La siguiente década tuvo como sello el del acercamiento y la cooperación. A raíz de la propuesta de construir un acuerdo de libre comercio se intensificaron los vínculos entre los gobiernos, y el de México inició una costosa y ambiciosa labor de cabildeo en EU que resultó en la aprobación del TLC y la consolidación de lo que se llamó "el lobby mexicano" en Washington, que dio muchos frutos, incluida la rápida reacción estadounidense cuando, en 1995, nuestro país se encontraba al borde del colapso financiero. Si bien las críticas a distintos aspectos de México persistieron en los medios y en el Congreso estadounidenses, el clima era más favorable.
Con la transición política mexicana en el 2000 comenzó una brevísima luna de miel entre dos presidentes con botas que se juraron amor eterno y no se cumplieron, mitad por circunstancias ajenas, mitad por ineptitud propia y de sus respectivos colaboradores. El fiasco de la reforma migratoria quedó en ese caso como muestra inequívoca de que ni las aficiones compartidas ni los estilos campechanos pueden reemplazar al trabajo diplomático serio y profesional.

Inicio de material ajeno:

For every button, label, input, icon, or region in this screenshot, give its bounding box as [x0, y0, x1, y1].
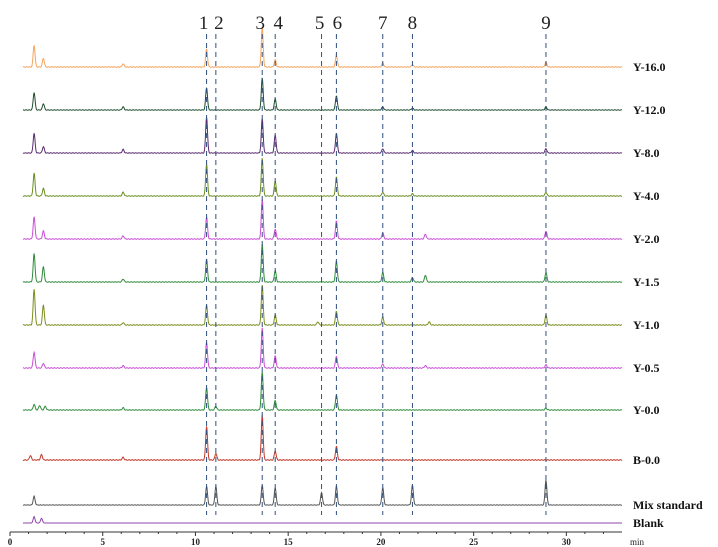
- trace-blank: [22, 515, 623, 524]
- trace-label-y-8-0: Y-8.0: [633, 146, 660, 160]
- trace-y-0-5: [22, 327, 623, 369]
- peak-label-3: 3: [255, 13, 265, 34]
- trace-label-y-16-0: Y-16.0: [633, 60, 666, 74]
- trace-label-y-12-0: Y-12.0: [633, 103, 666, 117]
- trace-y-8-0: [22, 117, 623, 154]
- peak-guide-lines: [206, 34, 547, 515]
- peak-label-2: 2: [214, 13, 224, 34]
- x-tick-label-10: 10: [191, 537, 201, 547]
- trace-mix-standard: [22, 478, 623, 506]
- trace-y-2-0: [22, 199, 623, 240]
- trace-y-12-0: [22, 77, 623, 111]
- trace-label-y-0-0: Y-0.0: [633, 403, 660, 417]
- trace-y-16-0: [22, 26, 623, 68]
- traces-layer: [22, 26, 623, 524]
- trace-y-4-0: [22, 158, 623, 197]
- x-axis: min 0 5 10 15 20 25 30: [8, 531, 645, 547]
- peak-label-5: 5: [315, 13, 325, 34]
- trace-label-y-2-0: Y-2.0: [633, 232, 660, 246]
- x-tick-label-5: 5: [100, 537, 105, 547]
- peak-label-9: 9: [541, 13, 551, 34]
- trace-label-y-0-5: Y-0.5: [633, 361, 660, 375]
- trace-label-b-0-0: B-0.0: [633, 453, 660, 467]
- peak-label-7: 7: [378, 13, 388, 34]
- trace-label-y-1-0: Y-1.0: [633, 318, 660, 332]
- x-tick-label-25: 25: [469, 537, 479, 547]
- peak-label-1: 1: [199, 13, 209, 34]
- trace-label-y-1-5: Y-1.5: [633, 275, 660, 289]
- trace-label-y-4-0: Y-4.0: [633, 189, 660, 203]
- trace-label-mix-standard: Mix standard: [633, 498, 703, 512]
- trace-y-1-5: [22, 244, 623, 283]
- peak-label-8: 8: [408, 13, 418, 34]
- peak-label-4: 4: [273, 13, 283, 34]
- x-axis-unit-label: min: [630, 537, 645, 547]
- trace-b-0-0: [22, 415, 623, 461]
- x-tick-label-0: 0: [8, 537, 13, 547]
- trace-y-0-0: [22, 371, 623, 411]
- x-tick-label-20: 20: [376, 537, 386, 547]
- trace-labels: Y-16.0 Y-12.0 Y-8.0 Y-4.0 Y-2.0 Y-1.5 Y-1.0 Y-0…: [633, 60, 703, 530]
- x-tick-label-30: 30: [562, 537, 572, 547]
- trace-label-blank: Blank: [633, 516, 664, 530]
- trace-y-1-0: [22, 284, 623, 326]
- x-tick-label-15: 15: [284, 537, 294, 547]
- peak-label-6: 6: [333, 13, 343, 34]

Todo eso nos lleva a la circunstancia actual, en que tanto la relación como la imagen de México en EU están severamente deterioradas. Si bien el tema que más lastima las cosas es el de la criminalidad, hay otros como la migración que no sólo siguen presentes, sino que se contaminan por el primero. De hecho, es casi imposible tener una conversación acerca de México en EU sin que asome su feo rostro el asunto del narco, y en una lectura simplista (que es la que muchos allá realizan) somos simultáneamente responsables del consumo, de la inseguridad fronteriza y de la "invasión" silenciosa de migrantes que amenazan la supuesta tranquilidad estadounidense.
La situación es grave porque afecta prácticamente todos los aspectos de la relación: el comercio, la inversión, el turismo, los trámites aduanales, el trato que reciben los mexicanos en EU, el envío de remesas, en fin, todo aquello que transita legalmente por la frontera está siendo dañado por lo que transita ilegalmente por la misma, en ambos sentidos.
En medio de todo eso pareciera que no tenemos cosas más importantes en que pensar que en los cables del embajador, es decir, reportes de lo que todos sabemos que sucede en México y que además recogen juicios menos severos que los provenientes de actores mexicanos todos los días, o en el cuestionable pero secundario operativo para rastrear el tráfico de armas a nuestro país, cosa en la que deberíamos ser nosotros los primeros interesados.
Rápidos para descalificar, furiosos para reaccionar, así son nuestros políticos. Lástima que sean tan lentos para darse cuenta de lo que le está sucediendo a nuestra relación internacional más importante, y tan melindrosos como para hacer algo realmente útil al respecto.